All computers work on the same basic principle and architecture. To initiate an application, the CPU copies the program from the hard drive to the faster but volatile RAM. The problem is that CPUs have continued to increase in speed whereas memory has not kept up the pace. This has caused a bottleneck in performance - which - unnoticeable on regular laptops - can be a problem when it comes to high-performance computing.
HP has long claimed its ace-in-the-hole is it's Memristor', a technology it has been promising to commercialise for the last decade.
Short for memory resistor, the Memristor is 100 atoms wide - which is around half a million times smaller than a human hair. and is able to store information using ions. Crucially, it can retain data even when power is disconnected. This makes it energy efficiency and capable of replacing Flash, DRAM and hard drives.

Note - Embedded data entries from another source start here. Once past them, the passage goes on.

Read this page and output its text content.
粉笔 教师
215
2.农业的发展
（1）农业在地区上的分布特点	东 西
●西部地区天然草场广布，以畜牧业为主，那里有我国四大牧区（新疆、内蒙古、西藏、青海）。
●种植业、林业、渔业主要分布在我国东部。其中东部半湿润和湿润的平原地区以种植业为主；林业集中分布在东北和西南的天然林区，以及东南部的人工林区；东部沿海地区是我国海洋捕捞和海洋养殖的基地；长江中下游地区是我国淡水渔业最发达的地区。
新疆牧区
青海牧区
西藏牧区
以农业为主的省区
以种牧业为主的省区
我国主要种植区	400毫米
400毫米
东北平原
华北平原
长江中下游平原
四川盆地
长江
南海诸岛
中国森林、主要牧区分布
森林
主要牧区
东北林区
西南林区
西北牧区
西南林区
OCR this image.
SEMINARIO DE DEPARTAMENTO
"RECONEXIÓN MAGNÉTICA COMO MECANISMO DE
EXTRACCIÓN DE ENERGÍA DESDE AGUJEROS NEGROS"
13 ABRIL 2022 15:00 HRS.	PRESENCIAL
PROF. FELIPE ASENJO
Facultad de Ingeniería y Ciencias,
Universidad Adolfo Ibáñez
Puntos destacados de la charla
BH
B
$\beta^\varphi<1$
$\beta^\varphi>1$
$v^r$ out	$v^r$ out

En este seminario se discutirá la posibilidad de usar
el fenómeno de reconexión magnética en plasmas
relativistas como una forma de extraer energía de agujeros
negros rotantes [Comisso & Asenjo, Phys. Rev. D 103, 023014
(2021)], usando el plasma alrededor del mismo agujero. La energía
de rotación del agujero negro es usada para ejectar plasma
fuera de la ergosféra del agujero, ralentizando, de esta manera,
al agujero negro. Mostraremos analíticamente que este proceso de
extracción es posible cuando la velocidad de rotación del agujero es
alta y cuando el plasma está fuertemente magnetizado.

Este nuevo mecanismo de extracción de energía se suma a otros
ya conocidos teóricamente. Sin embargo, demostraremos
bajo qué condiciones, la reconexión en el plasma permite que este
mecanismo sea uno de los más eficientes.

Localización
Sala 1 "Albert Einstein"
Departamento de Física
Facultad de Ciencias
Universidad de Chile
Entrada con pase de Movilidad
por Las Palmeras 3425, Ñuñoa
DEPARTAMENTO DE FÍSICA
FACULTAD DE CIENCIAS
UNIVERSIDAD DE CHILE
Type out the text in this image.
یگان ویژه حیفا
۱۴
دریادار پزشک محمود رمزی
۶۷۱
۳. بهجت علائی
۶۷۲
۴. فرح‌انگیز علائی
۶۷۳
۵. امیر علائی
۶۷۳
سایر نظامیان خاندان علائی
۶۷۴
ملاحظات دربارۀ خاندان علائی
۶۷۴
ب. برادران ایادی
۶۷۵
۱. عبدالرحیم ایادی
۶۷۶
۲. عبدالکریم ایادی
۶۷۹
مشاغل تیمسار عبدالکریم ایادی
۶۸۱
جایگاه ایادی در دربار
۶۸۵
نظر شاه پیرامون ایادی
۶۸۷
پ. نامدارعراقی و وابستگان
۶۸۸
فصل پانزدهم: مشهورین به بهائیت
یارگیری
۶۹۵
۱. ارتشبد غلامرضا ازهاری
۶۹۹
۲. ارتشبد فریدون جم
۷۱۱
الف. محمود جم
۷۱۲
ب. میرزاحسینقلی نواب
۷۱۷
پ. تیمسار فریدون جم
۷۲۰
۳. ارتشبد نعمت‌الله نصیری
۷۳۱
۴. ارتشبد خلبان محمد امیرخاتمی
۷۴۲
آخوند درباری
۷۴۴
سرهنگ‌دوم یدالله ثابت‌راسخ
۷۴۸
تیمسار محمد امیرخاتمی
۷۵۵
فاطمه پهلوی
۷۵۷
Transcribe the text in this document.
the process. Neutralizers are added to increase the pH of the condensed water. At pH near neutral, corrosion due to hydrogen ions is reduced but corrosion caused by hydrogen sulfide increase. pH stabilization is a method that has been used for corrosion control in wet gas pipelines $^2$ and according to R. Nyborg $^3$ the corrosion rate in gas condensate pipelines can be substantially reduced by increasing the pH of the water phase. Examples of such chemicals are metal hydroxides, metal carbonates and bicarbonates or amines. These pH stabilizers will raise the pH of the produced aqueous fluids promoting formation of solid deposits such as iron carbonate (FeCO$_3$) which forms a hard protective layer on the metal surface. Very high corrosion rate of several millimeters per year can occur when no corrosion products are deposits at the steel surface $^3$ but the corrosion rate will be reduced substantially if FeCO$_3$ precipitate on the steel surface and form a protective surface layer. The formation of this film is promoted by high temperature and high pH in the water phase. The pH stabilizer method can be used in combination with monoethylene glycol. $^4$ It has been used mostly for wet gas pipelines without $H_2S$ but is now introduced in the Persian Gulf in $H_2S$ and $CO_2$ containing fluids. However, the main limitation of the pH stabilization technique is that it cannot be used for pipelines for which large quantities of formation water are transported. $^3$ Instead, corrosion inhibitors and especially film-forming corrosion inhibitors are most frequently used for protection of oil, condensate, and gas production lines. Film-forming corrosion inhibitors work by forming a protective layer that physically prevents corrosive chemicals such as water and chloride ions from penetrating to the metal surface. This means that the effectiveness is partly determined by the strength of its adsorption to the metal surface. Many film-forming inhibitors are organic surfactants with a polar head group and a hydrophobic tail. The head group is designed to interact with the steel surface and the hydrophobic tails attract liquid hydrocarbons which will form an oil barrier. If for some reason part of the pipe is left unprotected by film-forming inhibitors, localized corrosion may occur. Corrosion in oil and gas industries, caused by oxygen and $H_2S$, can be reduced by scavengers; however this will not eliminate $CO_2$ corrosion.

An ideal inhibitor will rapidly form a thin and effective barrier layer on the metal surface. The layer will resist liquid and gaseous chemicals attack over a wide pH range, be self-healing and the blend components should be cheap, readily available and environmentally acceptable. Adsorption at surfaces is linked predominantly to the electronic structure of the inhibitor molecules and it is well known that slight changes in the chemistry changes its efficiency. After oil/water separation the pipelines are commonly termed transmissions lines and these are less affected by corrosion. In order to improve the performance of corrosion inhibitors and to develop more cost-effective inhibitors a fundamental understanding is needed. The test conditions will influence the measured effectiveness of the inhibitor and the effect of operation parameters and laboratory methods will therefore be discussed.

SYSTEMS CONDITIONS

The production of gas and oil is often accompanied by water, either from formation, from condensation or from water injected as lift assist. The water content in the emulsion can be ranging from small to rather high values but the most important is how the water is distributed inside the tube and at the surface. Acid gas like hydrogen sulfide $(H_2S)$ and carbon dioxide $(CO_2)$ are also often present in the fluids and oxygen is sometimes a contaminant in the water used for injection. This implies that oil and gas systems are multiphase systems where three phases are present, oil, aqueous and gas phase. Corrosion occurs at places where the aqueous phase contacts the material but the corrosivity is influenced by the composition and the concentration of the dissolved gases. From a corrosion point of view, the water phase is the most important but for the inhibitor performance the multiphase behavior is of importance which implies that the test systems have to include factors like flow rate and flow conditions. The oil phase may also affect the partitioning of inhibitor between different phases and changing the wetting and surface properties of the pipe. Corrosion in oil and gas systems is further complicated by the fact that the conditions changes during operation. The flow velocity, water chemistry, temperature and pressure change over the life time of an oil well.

HP's first challenge is to commercialise the memory technology. Developing a cost effective, reliable Memristor, which has the huge storage capacity for high-performance computing (we're talking Terabits) is not going to happen overnight. This in itself is likely to swallow up another decade of research.
But it's not as simple as just creating a new piece of hardware and chucking it into existing systems.
"Developing The Machine not only means building the hardware, but we're also investing in developing the software that will support itthe data algorithms, the operating systems, the security platform and the tools required to manage millions of compute nodes from servers and datacentres to the smart sensors that will make up the internet of things," Fink acknowledged.
Despite HP CEO Meg Whitman giving Labs all the resources they need, it's going to be an uphill battle to commercialise The Machine.
Fink told BusinessWeek it could arrive as early as 2017 but this is beyond optimistic as HP has a habit of missing internal deadlines. If it can deliver anything commercial before the end of the decade, it would be miraculous.
Despite being the cornerstone of Silicon Valley, HP is visibly struggling. It lost out to Lenovo as the world's largest PC maker, has failed to make a dent in the mobile market and 50,000 jobs have fallen under the axe of Whitman since she took charge in 2011.
The belief radiating from HP Labs suggests there is mileage in this research, but this needs to be translated into a viable proposition.
HP needs The Machine to be more than vapourware. And the world will be a better place for it IF the firm can deliver.